Saturday, June 30, 2007

Disgrace by J. M. Coetzee

Title: Disgrace
Author: J. M. Coetzee

ISBN # 0099289520

Publisher: Vintage

First Published: 1999

220 pages

Format: Paperback

Rating: 6/10

A divorced, middle-aged English professor finds himself increasingly unable to resist affairs with his female students. After an impulsive affair with his student sours, and having been discovered by the college authorities, he is expected to apologize to save his job, but instead he refuses and resigns, retiring to live with his daughter on her remote farm. For a time, his daughter's influence and the natural rhythms of the farm promise to
harmonise his discordant life. He and Lucy become victims of a disturbing attack which brings into relief all their fault lines.

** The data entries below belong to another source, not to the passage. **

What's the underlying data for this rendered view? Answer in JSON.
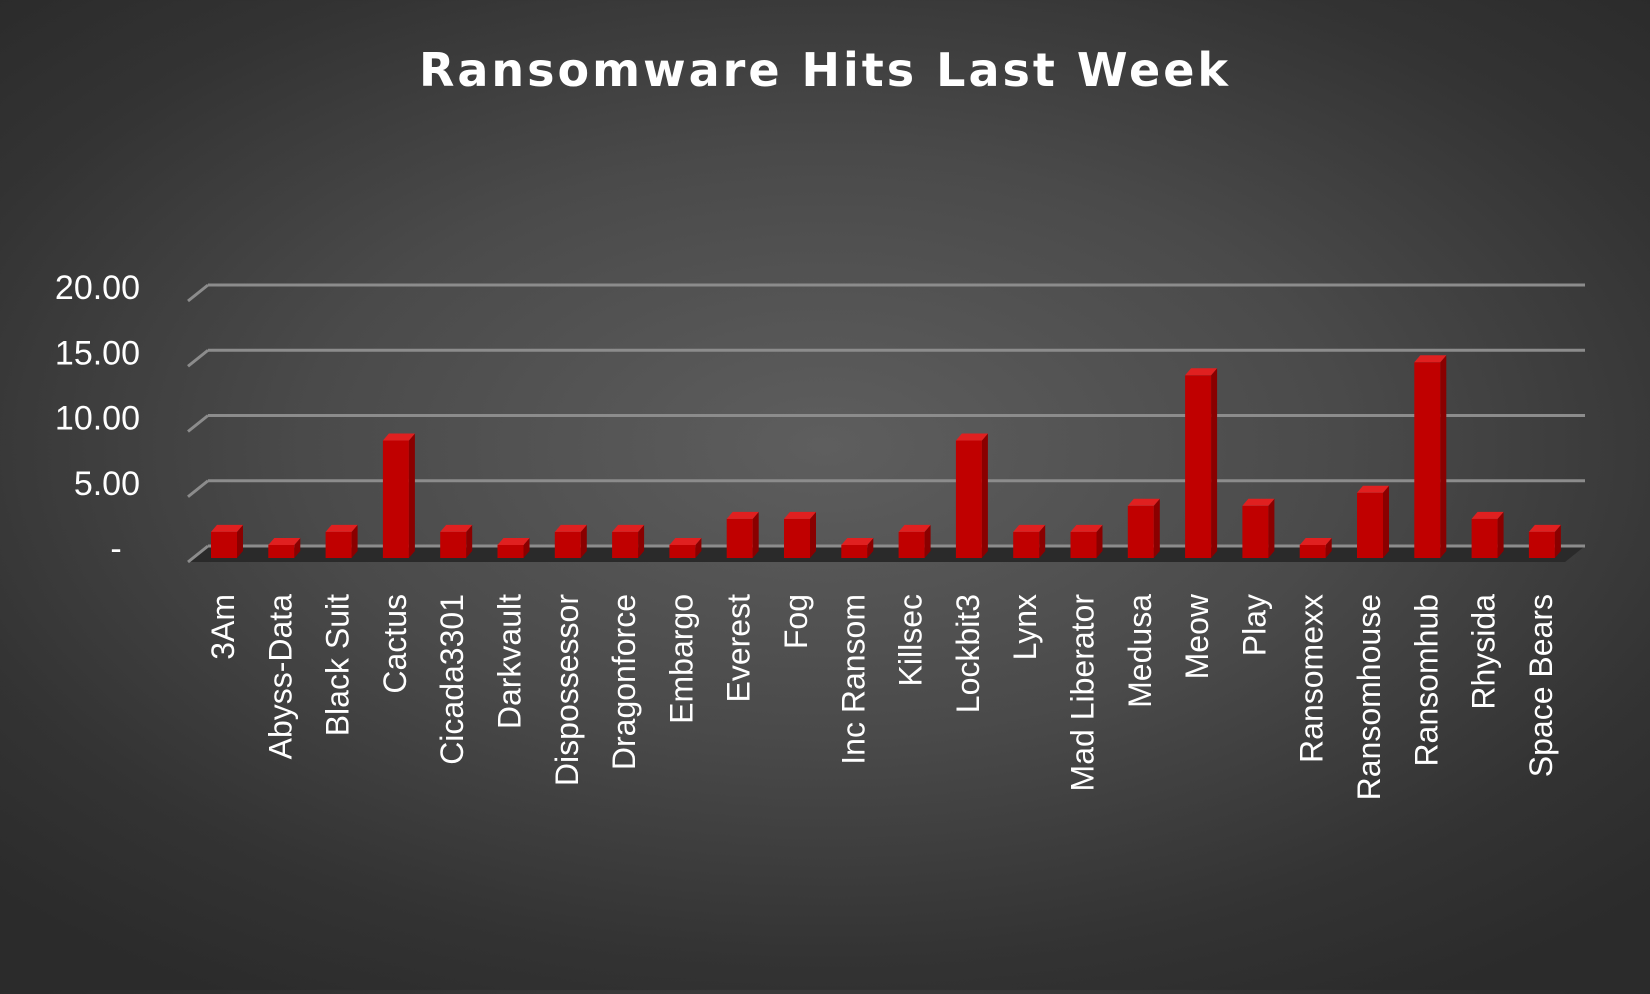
{
  "chart_data": {
    "type": "bar",
    "title": "Ransomware Hits Last Week",
    "xlabel": "",
    "ylabel": "",
    "ylim": [
      0,
      20
    ],
    "yticks": [
      "-",
      "5.00",
      "10.00",
      "15.00",
      "20.00"
    ],
    "ytick_values": [
      0,
      5,
      10,
      15,
      20
    ],
    "grid": true,
    "legend": "none",
    "style": "3d-column",
    "colors": {
      "bar_front": "#c00000",
      "bar_side": "#8a0000",
      "bar_top": "#e02020",
      "background": "#4a4a4a",
      "gridline": "#8c8c8c",
      "text": "#ffffff"
    },
    "categories": [
      "3Am",
      "Abyss-Data",
      "Black Suit",
      "Cactus",
      "Cicada3301",
      "Darkvault",
      "Dispossessor",
      "Dragonforce",
      "Embargo",
      "Everest",
      "Fog",
      "Inc Ransom",
      "Killsec",
      "Lockbit3",
      "Lynx",
      "Mad Liberator",
      "Medusa",
      "Meow",
      "Play",
      "Ransomexx",
      "Ransomhouse",
      "Ransomhub",
      "Rhysida",
      "Space Bears"
    ],
    "values": [
      2,
      1,
      2,
      9,
      2,
      1,
      2,
      2,
      1,
      3,
      3,
      1,
      2,
      9,
      2,
      2,
      4,
      14,
      4,
      1,
      5,
      15,
      3,
      2
    ]
  }
}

Bit of an odd one this - the story didn't really seem to have a point to it, but it illustrated some of the dangers that people live with every day in countries of conflict while trying to get on with their day to day lives. I did enjoy it, but I can't really put my finger on why.

There were moments where I rather enjoyed reading it, but those were heavily outweighed by the moments where I felt bored out of my scull. None of the characters seems to have any redeeming features and I couldn’t bring myself to actually care much about any of them of their situations. It all seemed very humdrum and as the winner of the 1999 Booker Prize, I feel it reinforces the idea that prize-winning books are generally dry and a little “worthy”, but not so appealing to readers in general, which is a shame, because then the truly wonderful books that won prizes get tarred with the same brush.

I felt that this was severely lacking in anything that would provide an enjoyment of reading it and it inspired nothing much more than a feeling of lethargy as I plodded through the pages. Coetzee is not an author I would want to revisit in the future.